If the talk was slightly ribald, the clips on the big screen were more grounded in either melodrama or somewhat goofy outrageousness. It was embarrassing to him, as is widely known, to be most memorably remembered as Sound of Music’s Captain Von Trapp. (“That movie has lived on,” said Hammond. “Oh yes it has,” replied Plummer in sarcastic, regretful chagrin.)
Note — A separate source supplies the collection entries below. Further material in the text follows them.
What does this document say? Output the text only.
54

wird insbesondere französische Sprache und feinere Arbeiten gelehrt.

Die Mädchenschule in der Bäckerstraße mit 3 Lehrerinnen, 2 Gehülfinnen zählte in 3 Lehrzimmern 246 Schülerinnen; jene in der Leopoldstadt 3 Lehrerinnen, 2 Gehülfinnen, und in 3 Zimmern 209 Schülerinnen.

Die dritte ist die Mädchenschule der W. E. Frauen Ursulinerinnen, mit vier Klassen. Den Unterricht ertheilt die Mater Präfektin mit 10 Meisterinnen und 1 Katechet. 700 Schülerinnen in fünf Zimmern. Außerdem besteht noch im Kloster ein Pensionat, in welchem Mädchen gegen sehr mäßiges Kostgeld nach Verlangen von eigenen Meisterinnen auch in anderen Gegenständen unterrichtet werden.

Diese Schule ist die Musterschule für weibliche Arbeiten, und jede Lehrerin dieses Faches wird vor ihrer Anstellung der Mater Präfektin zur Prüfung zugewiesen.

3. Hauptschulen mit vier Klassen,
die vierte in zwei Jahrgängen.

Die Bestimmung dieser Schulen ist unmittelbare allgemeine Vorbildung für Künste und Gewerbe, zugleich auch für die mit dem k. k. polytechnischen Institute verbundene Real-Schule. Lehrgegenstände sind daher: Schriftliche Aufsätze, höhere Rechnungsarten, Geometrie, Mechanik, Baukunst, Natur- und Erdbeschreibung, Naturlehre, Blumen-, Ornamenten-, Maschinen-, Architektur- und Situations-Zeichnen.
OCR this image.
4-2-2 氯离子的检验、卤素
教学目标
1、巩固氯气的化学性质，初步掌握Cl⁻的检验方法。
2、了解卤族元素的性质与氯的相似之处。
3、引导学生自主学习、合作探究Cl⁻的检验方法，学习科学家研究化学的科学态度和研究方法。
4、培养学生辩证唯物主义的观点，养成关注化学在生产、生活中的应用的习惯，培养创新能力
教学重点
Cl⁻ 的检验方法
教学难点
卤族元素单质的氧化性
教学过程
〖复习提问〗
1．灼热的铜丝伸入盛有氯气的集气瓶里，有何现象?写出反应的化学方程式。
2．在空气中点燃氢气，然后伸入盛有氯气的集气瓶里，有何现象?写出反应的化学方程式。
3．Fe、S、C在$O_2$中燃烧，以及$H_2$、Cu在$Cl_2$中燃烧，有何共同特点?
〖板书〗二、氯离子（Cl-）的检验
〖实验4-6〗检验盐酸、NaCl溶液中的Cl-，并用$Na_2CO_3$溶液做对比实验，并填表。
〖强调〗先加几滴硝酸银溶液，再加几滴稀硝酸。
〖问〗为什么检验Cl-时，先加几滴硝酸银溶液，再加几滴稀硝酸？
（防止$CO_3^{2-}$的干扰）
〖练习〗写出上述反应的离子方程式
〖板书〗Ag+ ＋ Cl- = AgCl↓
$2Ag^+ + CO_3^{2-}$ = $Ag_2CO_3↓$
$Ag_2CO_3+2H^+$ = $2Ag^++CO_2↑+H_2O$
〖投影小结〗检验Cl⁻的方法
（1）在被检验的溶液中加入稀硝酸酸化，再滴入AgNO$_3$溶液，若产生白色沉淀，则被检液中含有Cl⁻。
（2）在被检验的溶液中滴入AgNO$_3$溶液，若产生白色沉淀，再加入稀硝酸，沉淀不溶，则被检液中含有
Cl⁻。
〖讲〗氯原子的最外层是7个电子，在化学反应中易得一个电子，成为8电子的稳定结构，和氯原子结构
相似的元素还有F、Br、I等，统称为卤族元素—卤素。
But he didn’t seem at all troubled in the wacky-mawkish scene screened of him sweeping a comatose Natalie Wood into his arms in Inside Daisy Clover, or, more spectacularly weird as a Mayan befeathered hunk as the preposterous-looking Atahualpa in The Royal Hunt of the Sun. (By the way, in the same year of 1969, he also played Lord Foppington in Lock Up Your Daughters!) But his sense of personal propriety did seem to be violated at times. “Isn’t this enough for the audience?” he begged plaintively at one point. “No!” was the loud reply “Well it is for me,” he quipped though it didn’t seem false modesty. During the course of the evening, Plummer proved himself an excellent mime of other actors, and, quite justly, his most remarkable clip, besides the truly soulful turn in Mike Mills’s Beginners, was his acid-tinged delivery as Mike Wallace in The Insider.
What really emerged in an evening of witty anecdotes — though some like a story of a cat in the mat seemed bizarre — was the sense that Plummer may not be overdue for an Oscar, as many seem to believe. Given the range of dorky roles, from Caesar to Klingon general, he seems overdue for the parts he is getting right now, and, therefore, maybe ripe for rewards now. In the end it was director Mike Mills who made the case for him best and obvious. Wondering aloud how Plummer had played Mills’ father so completely without having met him, “I realized he had spent his whole life wandering through the complex and contradictory human soul. So of course he could play my father.”